Image Sources: blog.atos.net

4 responses to “Leaders: You Can’t Really Manage Change

  1. Hello Anil. Love the phrasing “Organizational Evolution” and many of your other points resonated with me also.

    I would suggest tho that while it might seem true that “you can’t really manage change” the alternative is worse, i.e. not managing change. It has been my own experience that Leaders who commit to really understanding the nature of change can optimize results through proven approaches (this usually begins with acknowledging the difference between transitional and transformational change). This is an extraordinary strategic and competitive advantage.

    Many thought leaders have been working on this for decades – you might find Daryl Conner’s work on the “nimble organization” useful – he has a blog post on it here http://changethinking.net/category/nimble-organizations. As a bread crumb, he addressed two levels: environment (leadership, culture and roles) and application (portfolio and implementation). And there is much more in his “Leading at the Edge of Chaos: How to Create the Nimble Organization”, John Wiley & Sons, 1998 (the blog reflects some of the highlights and innovations to the concepts since the book was published).

    Happy to discuss off line if you like – gail.severini@connerpartners.com

    Thanks for a great post that really got my brain thinking along the lines of organizational capability. Too often clients want to focus on a particular strategic initiative and we always wish they would invest more deeply in retaining and building out organizational robustness.

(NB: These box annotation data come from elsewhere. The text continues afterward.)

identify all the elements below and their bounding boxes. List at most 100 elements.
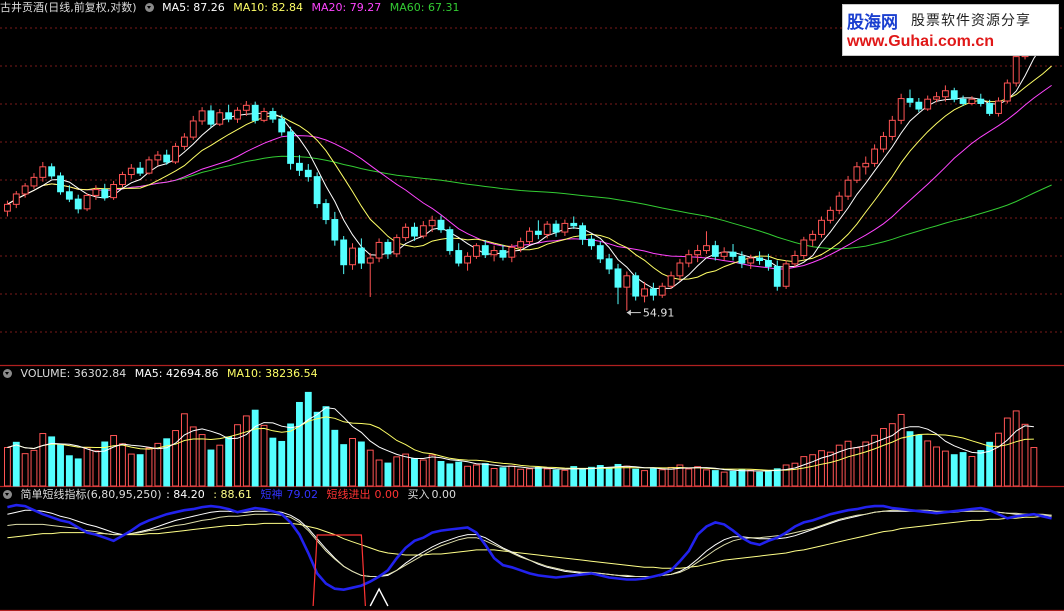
- volume-bar: [340, 444, 348, 487]
- candle-body: [694, 250, 702, 256]
- candle-body: [110, 184, 118, 199]
- volume-bar: [906, 431, 914, 487]
- candle-body: [234, 109, 241, 120]
- candle-body: [968, 98, 976, 104]
- volume-bar: [101, 441, 109, 487]
- candle-body: [596, 245, 604, 260]
- candle-body: [287, 131, 295, 164]
- volume-bar: [481, 463, 489, 487]
- volume-bar: [667, 466, 675, 487]
- candle-body: [57, 175, 64, 193]
- candle-body: [773, 265, 781, 287]
- candle-body: [198, 110, 206, 122]
- ma10-line: [7, 65, 1052, 280]
- volume-title[interactable]: VOLUME: 36302.84: [21, 367, 127, 380]
- volume-bar: [694, 466, 702, 487]
- volume-bar: [472, 464, 480, 487]
- candle-body: [154, 154, 162, 161]
- volume-bar: [189, 426, 197, 487]
- volume-bar: [366, 449, 374, 487]
- candle-body: [526, 230, 533, 243]
- volume-bar: [844, 440, 852, 487]
- volume-ma10-line: [7, 416, 1034, 471]
- candle-body: [172, 145, 179, 163]
- volume-bar: [729, 470, 737, 487]
- buy-signal-marker: [369, 587, 389, 607]
- volume-bar: [623, 465, 631, 487]
- volume-bar: [278, 440, 286, 487]
- volume-bar: [703, 469, 710, 487]
- volume-bar: [818, 450, 825, 487]
- volume-bar: [641, 470, 648, 487]
- volume-bar: [349, 437, 356, 487]
- candle-body: [995, 100, 1002, 114]
- dropdown-icon[interactable]: [144, 3, 154, 12]
- volume-bar: [499, 467, 507, 487]
- volume-bar: [242, 415, 250, 487]
- volume-bar: [862, 441, 870, 487]
- candle-body: [933, 96, 940, 100]
- indicator-v3: 79.02: [286, 488, 318, 501]
- dropdown-icon[interactable]: [3, 490, 12, 499]
- candle-body: [145, 159, 153, 174]
- indicator-fast-line: [7, 503, 1052, 592]
- candle-body: [393, 237, 401, 255]
- volume-bar: [446, 463, 454, 487]
- candle-body: [720, 251, 728, 257]
- candle-body: [791, 255, 799, 265]
- candle-body: [950, 90, 958, 100]
- candle-body: [92, 189, 100, 196]
- volume-bar: [579, 468, 587, 487]
- volume-bar: [933, 446, 940, 487]
- volume-bar: [977, 449, 985, 487]
- candle-body: [880, 135, 887, 150]
- volume-bar: [995, 432, 1002, 487]
- candle-body: [428, 219, 436, 227]
- candle-body: [207, 110, 215, 125]
- candle-body: [260, 111, 268, 121]
- volume-bar: [941, 450, 949, 487]
- volume-bar: [21, 453, 29, 487]
- volume-bar: [1030, 447, 1038, 487]
- candle-body: [437, 219, 445, 231]
- volume-bar: [322, 406, 330, 487]
- candle-body: [101, 189, 109, 199]
- candle-body: [12, 193, 20, 205]
- volume-bar: [543, 468, 551, 487]
- candle-body: [862, 162, 870, 168]
- volume-bar: [773, 468, 781, 487]
- dropdown-icon[interactable]: [3, 369, 12, 378]
- low-marker-arrow: [626, 309, 631, 316]
- ma60-label: MA60: 67.31: [389, 1, 460, 14]
- candle-body: [614, 268, 622, 288]
- stock-chart[interactable]: 54.91: [0, 0, 1064, 611]
- candle-body: [782, 263, 790, 287]
- volume-bar: [74, 458, 82, 487]
- price-title[interactable]: 古井贡酒(日线,前复权,对数): [0, 1, 137, 14]
- volume-bar: [304, 391, 312, 487]
- volume-bar: [1003, 417, 1011, 487]
- candle-body: [1012, 56, 1020, 84]
- volume-bar: [287, 423, 295, 487]
- volume-bar: [260, 424, 268, 487]
- candle-body: [809, 233, 817, 241]
- candle-body: [251, 104, 259, 121]
- volume-bar: [552, 469, 560, 487]
- volume-bar: [915, 434, 923, 487]
- volume-bar: [720, 471, 728, 487]
- indicator-title[interactable]: 简单短线指标(6,80,95,250): [21, 488, 162, 501]
- indicator-short-line: [7, 509, 1052, 577]
- volume-bar: [393, 456, 401, 487]
- candle-body: [48, 166, 56, 177]
- candle-body: [906, 98, 914, 103]
- volume-bar: [172, 430, 179, 487]
- volume-bar: [455, 461, 463, 487]
- watermark-logo: 股海网 股票软件资源分享 www.Guhai.com.cn: [842, 4, 1059, 56]
- volume-bar: [605, 467, 613, 487]
- candle-body: [764, 260, 772, 267]
- volume-bar: [154, 442, 162, 487]
- low-price-label: 54.91: [643, 307, 675, 320]
- candle-body: [136, 167, 144, 174]
- candle-body: [508, 246, 516, 258]
- candle-body: [411, 226, 418, 237]
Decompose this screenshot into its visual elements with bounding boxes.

    • Gail – Thanks so much for the reply. I agree that you can’t just “let change happen” but the traditional methods, practiced as they are currently, are not effective. You are correct that leaders must commit to following through and understanding that transactional changes are not really “just one change discrete change”. I believe that there is no discrete change or transactional change. Since organizations are like organisms, one action in a part has an affect on the whole. Thanks for the mention of Conner’s work. I enjoyed that book a lot too.